Wednesday, July 28, 2010

Nephsap review: Chronic Kidney Disease: Troponin T vs I in CKD

On review of Nephsap 2009 CKD, here is an interesting topic of discussion that came up after a question we reviewed.
Hayeshi, et al studied the utility of using cardiac troponin t as a tool for predicting asymptomatic coronary artery stenosis in CKD patients on renal replacement therapy. The primary finding was that cardiac troponin t was a more potent independent predictor of asymptomatic multivessel coronary artery disease in late stage CKD patients. This raises an important point and makes us wonder will we be using troponin t as a screening tool for asymptomatic coronary artery disase in the future? Further studies are needed to help us with this.
First we need to understand the different troponins in the picture.
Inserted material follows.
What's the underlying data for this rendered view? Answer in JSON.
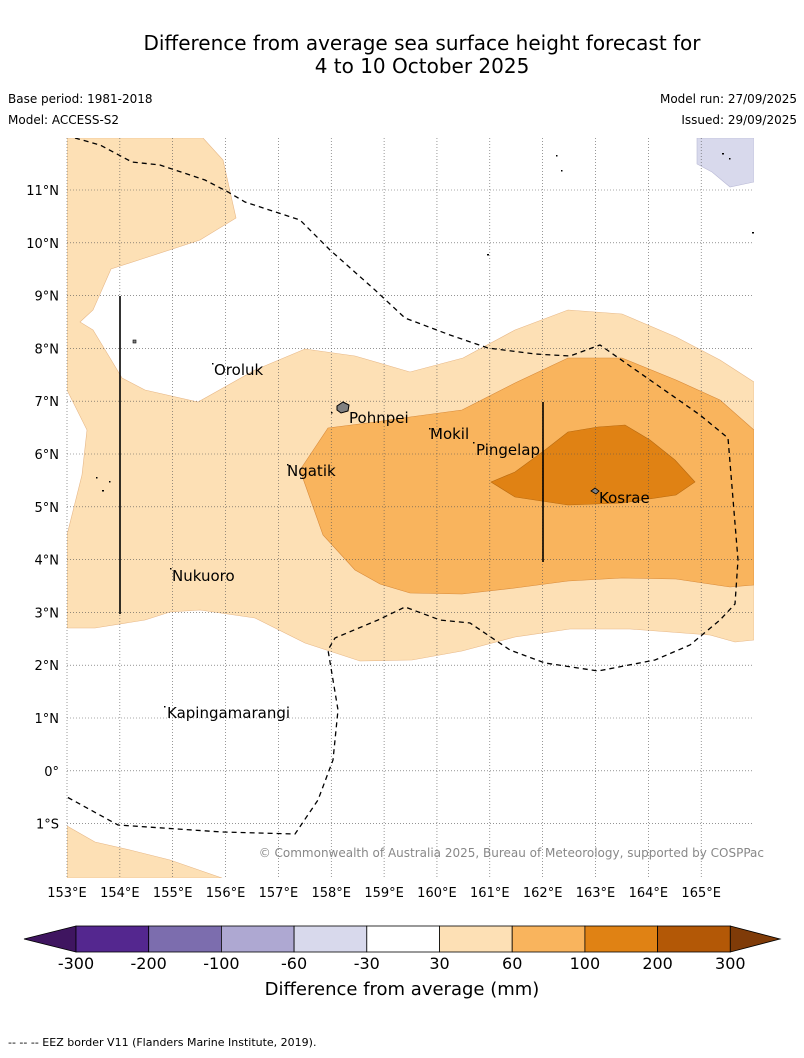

Troponin is a component of thin filaments and is the protein to which calcium binds to accomplish this regulation. Troponin has three subunits, TnC, TnI, and TnT. 
  • Troponin C binds to calcium ions to produce a conformational change in TnI
  • Troponin T binds to tropomyosin, interlocking them to form a troponin-tropomyosin complex
  • Troponin I binds to actin in thin myofilaments to hold the troponin-tropomyosin complex in place.
Some centers use Tropnin I and some T, both are very sensitive and specific for cardiac events.
The question is which one is better in CKD patients.
Another study by Fehr et al in Clinical Nephrology showed that for diagnosis of ACS in HD patients, a combination of cTnT and cTnI may be used, since the former has higher sensitivity and the latter higher specificity. A higher threshold value for cTnT in HD patients could further increase its diagnostic accuracy.

Interesting the differences in the studies, one with CKD and other with ESRD.